Think about it, nobody who's being gouged leaves with a smile on their face. Most people we interact with are glad and amazed that we figured out a way to offer isopropyl to the market, and our customers are extremely kind and appreciative and fuel us with the love to march on. We have an army of loyal customers and plenty of repeat business. The tone and sentiment of our customers is almost always highly positive.

"The word gouging to mean to cheat someone or to swindle someone came into use in the 1830s, but the idiom price gouging didn’t come into use until about one hundred years later."

We do not cheat anyone. Pricing of the product and of the shipping is displayed before a purchase. If someone isn't happy with it, they can lower the quantity and/or size of the item to get it within budget. Prospective customers have a choice to place their vote that they believe in what we offer by either making a purchase, or not. The process is fully transparent. Hopefully it's even more transparent after you've read this.
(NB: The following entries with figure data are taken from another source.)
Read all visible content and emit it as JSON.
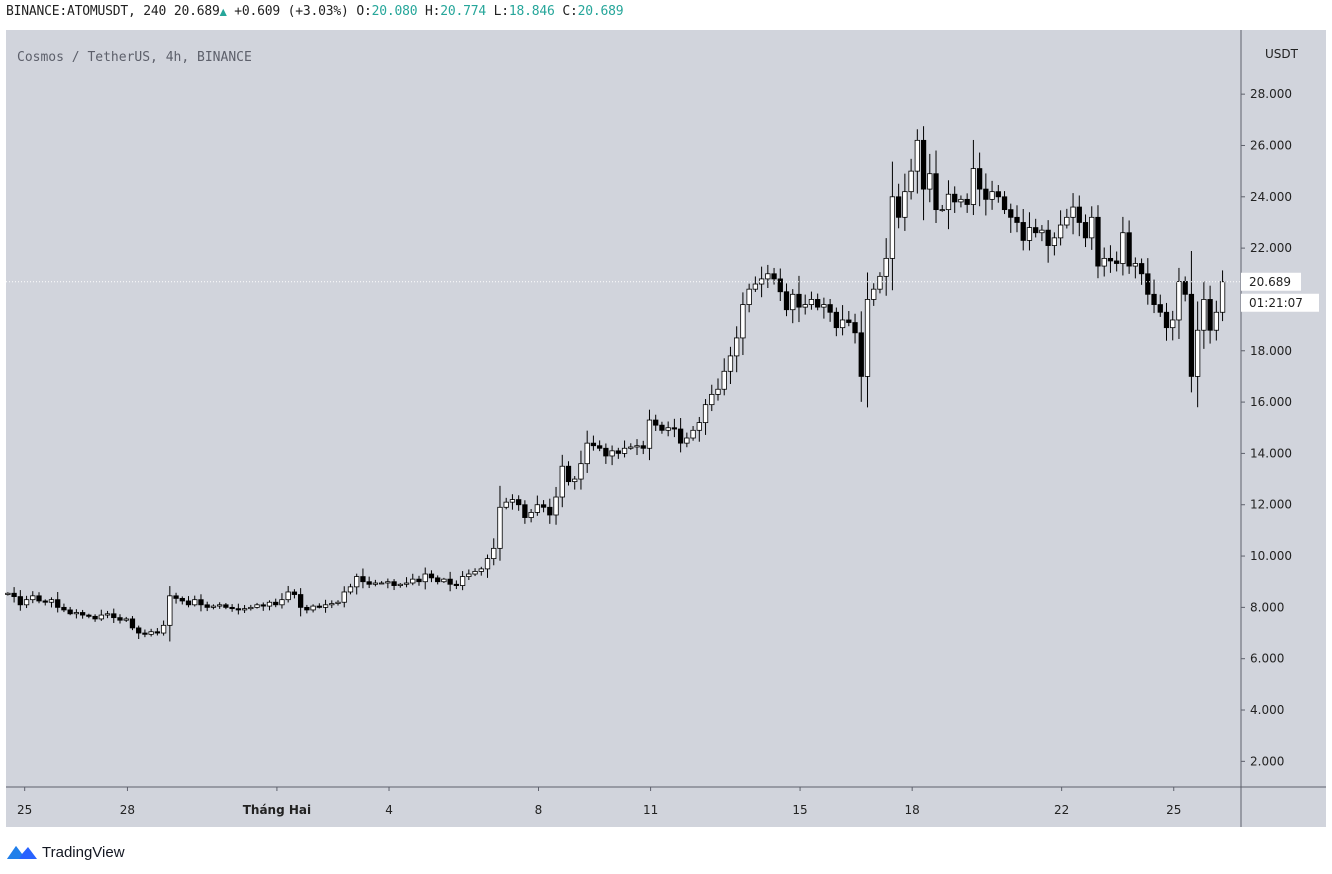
{
  "header": {
    "symbol": "BINANCE:ATOMUSDT, 240",
    "last": "20.689",
    "change": "+0.609",
    "change_pct": "(+3.03%)",
    "o_label": "O:",
    "o_value": "20.080",
    "h_label": "H:",
    "h_value": "20.774",
    "l_label": "L:",
    "l_value": "18.846",
    "c_label": "C:",
    "c_value": "20.689"
  },
  "brand": {
    "name": "TradingView",
    "icon": "tradingview-logo-icon"
  },
  "colors": {
    "background": "#d1d4dc",
    "up": "#ffffff",
    "down": "#000000",
    "accent": "#26a69a"
  },
  "chart_data": {
    "type": "candlestick",
    "title": "Cosmos / TetherUS, 4h, BINANCE",
    "currency_label": "USDT",
    "last_price_label": "20.689",
    "countdown_label": "01:21:07",
    "last_price": 20.689,
    "ylim": [
      1,
      30.5
    ],
    "y_ticks": [
      2,
      4,
      6,
      8,
      10,
      12,
      14,
      16,
      18,
      20,
      22,
      24,
      26,
      28
    ],
    "y_tick_labels": [
      "2.000",
      "4.000",
      "6.000",
      "8.000",
      "10.000",
      "12.000",
      "14.000",
      "16.000",
      "18.000",
      "20.000",
      "22.000",
      "24.000",
      "26.000",
      "28.000"
    ],
    "x_ticks": [
      {
        "label": "25",
        "day": 25.25,
        "bold": false
      },
      {
        "label": "28",
        "day": 28,
        "bold": false
      },
      {
        "label": "Tháng Hai",
        "day": 32,
        "bold": true
      },
      {
        "label": "4",
        "day": 35,
        "bold": false
      },
      {
        "label": "8",
        "day": 39,
        "bold": false
      },
      {
        "label": "11",
        "day": 42,
        "bold": false
      },
      {
        "label": "15",
        "day": 46,
        "bold": false
      },
      {
        "label": "18",
        "day": 49,
        "bold": false
      },
      {
        "label": "22",
        "day": 53,
        "bold": false
      },
      {
        "label": "25",
        "day": 56,
        "bold": false
      }
    ],
    "x_range_days": [
      24.75,
      57.8
    ],
    "candle_period_days": 0.1667,
    "first_candle_day": 24.8,
    "grid": false,
    "closes": [
      8.55,
      8.42,
      8.1,
      8.3,
      8.45,
      8.25,
      8.2,
      8.3,
      8.0,
      7.9,
      7.75,
      7.8,
      7.7,
      7.65,
      7.55,
      7.7,
      7.75,
      7.6,
      7.5,
      7.55,
      7.2,
      7.0,
      6.95,
      7.05,
      7.0,
      7.3,
      8.45,
      8.35,
      8.25,
      8.1,
      8.3,
      8.1,
      8.0,
      8.05,
      8.1,
      8.0,
      7.95,
      7.9,
      7.95,
      8.0,
      8.1,
      8.05,
      8.2,
      8.1,
      8.3,
      8.6,
      8.5,
      8.0,
      7.9,
      8.05,
      8.0,
      8.1,
      8.15,
      8.2,
      8.6,
      8.8,
      9.2,
      9.0,
      8.9,
      8.95,
      8.95,
      9.0,
      8.85,
      8.9,
      8.95,
      9.1,
      9.0,
      9.3,
      9.15,
      9.0,
      9.1,
      8.9,
      8.85,
      9.2,
      9.3,
      9.4,
      9.5,
      9.9,
      10.3,
      11.9,
      12.1,
      12.2,
      12.0,
      11.5,
      11.7,
      12.0,
      11.9,
      11.6,
      12.3,
      13.5,
      12.9,
      13.0,
      13.6,
      14.4,
      14.3,
      14.2,
      13.9,
      14.1,
      14.0,
      14.2,
      14.25,
      14.3,
      14.2,
      15.3,
      15.1,
      14.9,
      15.0,
      14.95,
      14.4,
      14.6,
      14.9,
      15.2,
      15.9,
      16.3,
      16.5,
      17.2,
      17.8,
      18.5,
      19.8,
      20.4,
      20.6,
      20.8,
      21.0,
      20.8,
      20.3,
      19.6,
      20.2,
      19.7,
      19.8,
      20.0,
      19.7,
      19.8,
      19.5,
      18.9,
      19.2,
      19.1,
      18.7,
      17.0,
      20.0,
      20.4,
      20.9,
      21.6,
      24.0,
      23.2,
      24.2,
      25.0,
      26.2,
      24.3,
      24.9,
      23.5,
      23.5,
      24.1,
      23.8,
      23.9,
      23.7,
      25.1,
      24.3,
      23.9,
      24.2,
      24.0,
      23.5,
      23.2,
      23.0,
      22.3,
      22.8,
      22.6,
      22.7,
      22.1,
      22.4,
      22.9,
      23.2,
      23.6,
      23.0,
      22.4,
      23.2,
      21.3,
      21.6,
      21.5,
      21.4,
      22.6,
      21.3,
      21.4,
      21.0,
      20.2,
      19.8,
      19.5,
      18.9,
      19.2,
      20.7,
      20.2,
      17.0,
      18.8,
      20.0,
      18.8,
      19.5,
      20.689
    ]
  }
}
If you previously felt that we were gouging, we hope you reconsider your viewpoint. You may ask "OK, sure that's all great, but then how do you actually manage to have isopropyl alcohol for sale?" I knew you were going to ask that. We hear it all day long. We are lucky enough because of life experiences, manufacturing and distribution capabilities, relationships, and an extreme amount of very hard work, negotiating, and persistence. Let alone including breaking our quarantines to come together to assemble your goods and deliver them to you. We mentioned it's difficult to do, so let's go into that a little bit more so you have some visibility into the process. Have you tried lately to find bottles for sale? Do you know hard it is to get the machinery needed to fill and assemble the products, the large quantities of bottles, labels, induction caps, boxes, ink, tape, paper, toner and all the other raw materials and machines to produce all what is needed, during a pandemic, to get this in the hands of a large amount of very demanding people in swift fashion? The prices for all of those things has shot up. And the even bigger part of the equation, what goes into the bottle - the price we pay for the liquid isopropyl delivered to our doorstep (in the rare cases where we can find it available) has skyrocketed from last year's prices for a plethora of reasons. The oil/alcohol industry is in shambles and we are all feeling the effects of it. A lot goes into making that box looking the way it does when it arrives at your doorstep. And many aspects are highly challenging for us but we are accomplishing it daily. So please don't confuse us with the people who hoard and clear the shelves of local stores, just to turn around and sell those goods to the very same locals. Or people who jack up their previous prices. We started offering isopropyl alcohol postcovid and we endure a multitude of extremely complicated activities to be able to offer it to you. We're helping you get an affordable small and personal amount (yes, we even put limits on how much you can order), and all the while you don't need to shell out the massive investment, take possession of massive quantities to get earthly pricing, and the commitments that we need to endure day and night around the clock to make that possible for you.
We appreciate those of you who say thanks, and we very much resent the suggestion of others who may feel that we're bad people in some way. We've also donated over $5,000 worth of masks during this pandemic and we offer reasonable prices for the rest of the items while we have them in stock. So in conclusion, please keep an open mind and see it from another point of view, smile, be happy and be nice. Thanks for your time, be safe, and be well.